On behalf of my son and others who may not have words to express, I call on the Illinois Department of Public Health to accept the Medical Cannabis Advisory Board’s recommendation to make medical cannabis available to autistic children. Allow physicians, the true experts, the option to use medical cannabis to help my son and hundreds of children like him.
Patricia Ihm, DeKalb
Elephants and cancer
Ringling Bros. and Barnum & Bailey Circus’ announcement to retire their elephants early is wonderful news; however planning to use them in cancer research is horrendous!
Scientists are confused as to why cancer is much less common in elephants than in humans? Perhaps it’s the Red #40 artificial color in our diet cherry cokes or the double bacon cheeseburgers and hot dogs or the five packets of Splenda we put in our morning coffee or the dozens of chemicals we cannot pronounce and never heard of that hide in our lotions, makeup, personal care and cleaning products. Humans ingest many carcinogens and toxins every day that elephants don’t come into contact with.

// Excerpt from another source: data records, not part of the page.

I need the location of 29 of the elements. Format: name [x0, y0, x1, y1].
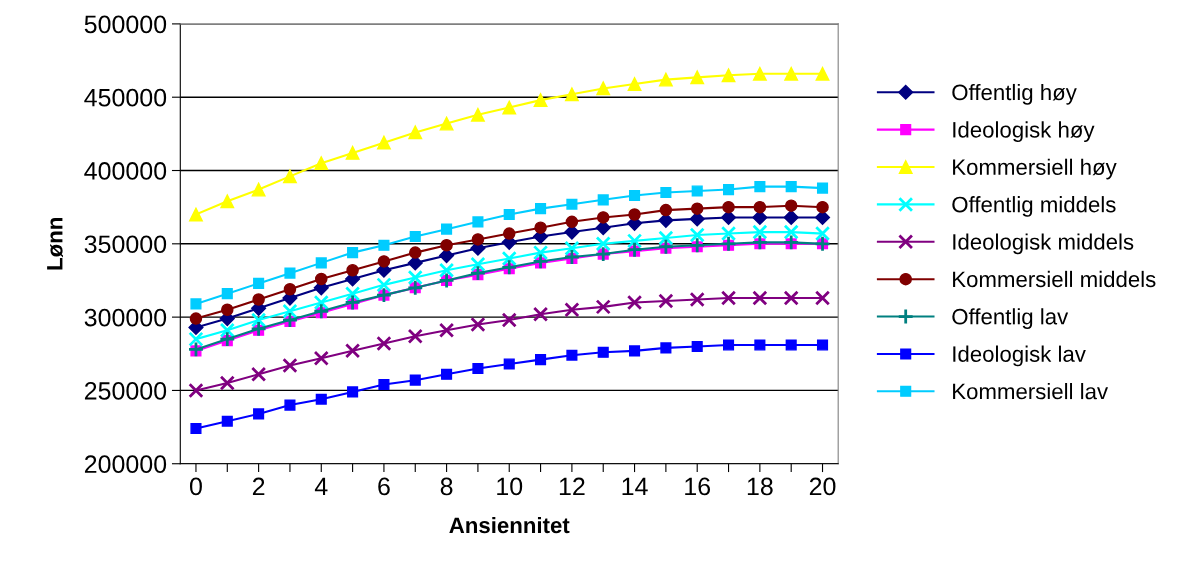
y-tick-label: 300000	[84, 308, 167, 327]
legend-label: Kommersiell lav	[953, 382, 1109, 400]
x-axis-title: Ansiennitet	[449, 516, 570, 534]
legend-label: Ideologisk lav	[953, 345, 1086, 367]
legend-label: Kommersiell middels	[953, 270, 1156, 288]
legend-label: Offentlig lav	[952, 308, 1069, 329]
y-axis-title: Lønn	[47, 218, 63, 270]
x-tick-label: 20	[809, 477, 836, 496]
x-tick-label: 4	[314, 477, 328, 496]
y-tick-label: 200000	[84, 455, 167, 474]
y-tick-label: 400000	[84, 162, 167, 180]
x-tick-label: 18	[747, 477, 773, 496]
x-tick-label: 16	[685, 477, 711, 496]
legend-label: Offentlig høy	[952, 83, 1077, 105]
x-tick-label: 12	[559, 477, 585, 496]
legend-label: Ideologisk middels	[953, 233, 1134, 255]
x-tick-label: 14	[622, 477, 648, 496]
y-tick-label: 250000	[84, 382, 167, 400]
x-tick-label: 2	[252, 477, 265, 496]
y-tick-label: 500000	[84, 15, 167, 34]
x-tick-label: 0	[189, 477, 202, 496]
legend-label: Kommersiell høy	[953, 158, 1117, 180]
x-tick-label: 10	[497, 477, 523, 496]
x-tick-label: 8	[440, 477, 453, 496]
legend-label: Ideologisk høy	[953, 121, 1095, 143]
y-tick-label: 350000	[84, 235, 167, 254]
y-tick-label: 450000	[84, 88, 167, 107]
legend-label: Offentlig middels	[952, 196, 1116, 217]
x-tick-label: 6	[378, 477, 390, 496]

Ringling Bros. and Barnum & Bailey Circus paid a $270,000 fine for violations of the Animal Welfare Act in 2011 and there is extensive documentation of elephants being struck with bullhooks, whipped and electrically shocked. According to Philip K. Ensley, a veterinarian from the San Diego Zoo, who inspected Ringling’s elephants, “”Nearly 100 percent”” of the adult elephants were lame with serious foot problems or musculoskeletal disorders. Their feet were misshapen, ulcerated, abscessed and infected, which is no fun for a four-ton animal forced.
Jodie Wiederkehr, Lake View
Questionable bank payments
Sunday’s Sun-Times article on City Hall’s skyrocketing payments to big banks reveals real questions as to who the mayor is working for: the financial elite, or working families in Chicago. Much of the astronomical borrowing the city is about to do this week is to pay banks termination fees on predatory interest swap deals — lucrative clauses that banks snuck in these deals to ensure their profits in the event the city wanted out. Instead of suing the banks for fraudulent dealings — they hid how risky these deals in fact were — Emanuel instead is paying out precious dollars that could instead be funding our schools, city services, and libraries. In fact, the City and CPS will pay $1.4 billion to big banks in toxic swap payments and fees over the life of these deals. Can you imagine what those tax dollars would do in our classrooms and in our communities? Emanuel should be fighting to get back every dollar possible from big banks, not paying them even more in fees to borrow our way out of this mess.